The Winter Sloths are not merely releasing music but sending soundscapes into orbit. With their new single "Space and Time," the Minnesota-based alt-rock outfit exchanges the terrestrial for the transcendent, giving us a track that feels less like a song and more like an out-of-body experience.
This is The Winter Sloths at their most adventurous, combining celestial melodies with a graphics sweep that transports you to a multicolor sound world where gravity feels less relevant. The song flits between dreamy and daring, and just when you feel like you've mapped its orbit, in comes a thunderous gong drop that's as surprising as it is brilliant. It's not a gadget. It's a gravitational center that binds the song's weightless energy to the earth with the force of thunderous, borderline-spectral punctuation. It's a bold move, it's a weird move, and it pays off so much.

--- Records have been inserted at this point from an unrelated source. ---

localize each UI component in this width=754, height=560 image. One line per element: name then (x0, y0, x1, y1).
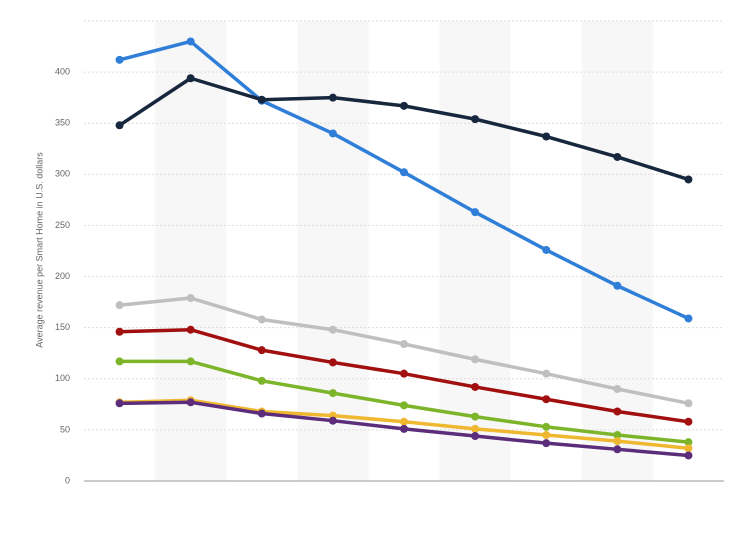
y-tick-label: 400 (55, 66, 70, 76)
data-point (684, 417, 693, 426)
data-point (186, 398, 195, 407)
data-point (115, 327, 124, 336)
bands (155, 21, 653, 481)
data-point (328, 93, 337, 102)
data-point (186, 74, 195, 83)
data-point (542, 439, 551, 448)
data-point (115, 357, 124, 366)
data-point (542, 132, 551, 141)
data-point (328, 389, 337, 398)
data-point (684, 314, 693, 323)
data-point (613, 152, 622, 161)
data-point (471, 424, 480, 433)
data-point (400, 401, 408, 410)
y-tick-label: 150 (55, 322, 70, 332)
column-band (581, 21, 653, 481)
data-point (684, 451, 693, 460)
y-tick-label: 200 (55, 271, 70, 281)
data-point (115, 55, 124, 64)
data-point (328, 129, 337, 138)
column-band (439, 21, 511, 481)
data-point (257, 95, 266, 104)
data-point (328, 358, 337, 367)
data-point (542, 369, 551, 378)
data-point (186, 325, 195, 334)
data-point (684, 444, 693, 453)
data-point (186, 357, 195, 366)
y-tick-label: 100 (55, 373, 70, 383)
data-point (613, 431, 622, 439)
data-point (471, 115, 480, 124)
data-point (186, 294, 195, 303)
data-point (186, 37, 195, 46)
y-axis-label: Average revenue per Smart Home in U.S. d… (34, 152, 44, 348)
data-point (257, 376, 266, 385)
data-point (684, 438, 693, 447)
data-point (542, 395, 551, 404)
y-tick-label: 300 (55, 169, 70, 179)
data-point (400, 424, 408, 433)
data-point (400, 417, 408, 426)
data-point (328, 416, 337, 425)
data-point (684, 399, 693, 408)
data-point (471, 355, 480, 364)
data-point (471, 432, 480, 441)
data-point (542, 431, 551, 439)
data-point (613, 385, 622, 393)
data-point (471, 382, 480, 391)
data-point (257, 346, 266, 355)
data-point (400, 340, 408, 349)
y-tick-label: 350 (55, 118, 70, 128)
y-tick-label: 0 (65, 475, 70, 485)
data-point (542, 422, 551, 431)
data-point (257, 315, 266, 324)
data-point (115, 399, 124, 408)
data-point (400, 369, 408, 378)
data-point (613, 281, 622, 290)
data-point (328, 325, 337, 334)
data-point (613, 407, 622, 416)
data-point (471, 412, 480, 421)
data-point (400, 168, 408, 177)
data-point (542, 245, 551, 254)
data-point (115, 301, 124, 310)
data-point (400, 101, 408, 110)
data-point (684, 175, 693, 184)
data-point (613, 445, 622, 454)
data-point (471, 208, 480, 217)
column-band (155, 21, 227, 481)
data-point (257, 409, 266, 418)
y-tick-label: 250 (55, 220, 70, 230)
data-point (115, 121, 124, 130)
data-point (613, 437, 622, 446)
y-tick-label: 50 (60, 424, 70, 434)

Todd Biederman's vocals are our guiding light through this starfield. Layers stacked atop one another are ghostly and haunting, cascading around the groove-heavy bass and unfathomable synths like a nebula in motion. There's a smallness in his delivery that ingrains the track, even against the production. You can feel the band flying blind, testing the limits, sculpting sound to be listened to and experienced.
With "Space and Time," The Winter Sloths have taken a leap of faith into their galaxy, creating a single that's not just a sound but a statement. They're here to browse and grow, and we're fortunate hitchhikers on the journey. Put on those headphones, close your eyes, and float. "Space and Time" is more than a song. It's a trip.